In deze zaak heeft de Rechtbank Oost-Brabant op 31 maart 2015 uitspraak gedaan in een strafzaak tegen een verdachte die werd beschuldigd van openlijk geweld gepleegd op 1 april 2012 te Veldhoven. De rechtbank heeft kennisgenomen van de vordering van de officier van justitie, die een taakstraf van 140 uur en een voorwaardelijke gevangenisstraf van één maand met een proeftijd van twee jaar eiste. De tenlastelegging betrof geweld tegen meerdere slachtoffers tijdens een confrontatie tussen portiers van een uitgaansgelegenheid en het uitgaanspubliek. De rechtbank heeft vastgesteld dat de dagvaarding geldig was en dat er geen gronden waren voor schorsing van de vervolging.

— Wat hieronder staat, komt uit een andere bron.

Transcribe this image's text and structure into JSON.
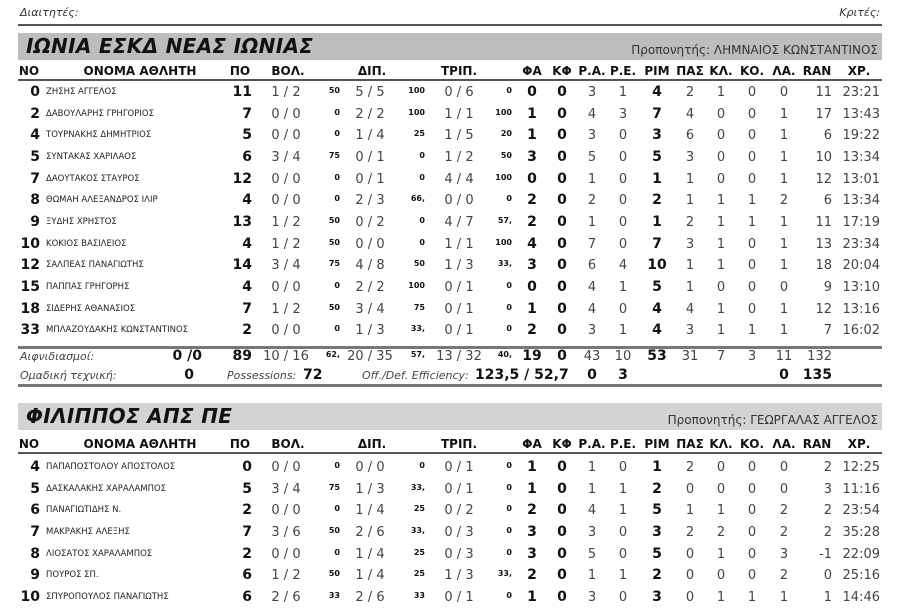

Tijdens de zitting is gebleken dat er op 1 april 2012 een confrontatie heeft plaatsgevonden waarbij de verdachte en andere portiers betrokken waren. De rechtbank heeft de verklaringen van de slachtoffers en getuigen beoordeeld, maar kwam tot de conclusie dat de verklaringen onvoldoende betrouwbaar waren om de verdachte te veroordelen. De rechtbank oordeelde dat er geen wettig en overtuigend bewijs was dat de verdachte het ten laste gelegde feit had gepleegd. Daarom heeft de rechtbank de verdachte vrijgesproken van de beschuldigingen.
De vorderingen van de benadeelde partijen zijn afgewezen, omdat de verdachte van het ten laste gelegde feit is vrijgesproken. De rechtbank heeft de benadeelde partijen in hun vordering niet ontvankelijk verklaard en hen verwezen in de kosten die de verdachte in deze strafzaak heeft gemaakt. Het vonnis is uitgesproken door een meervoudige kamer van de rechtbank, met de voorzitter en twee leden, en is op tegenspraak gewezen.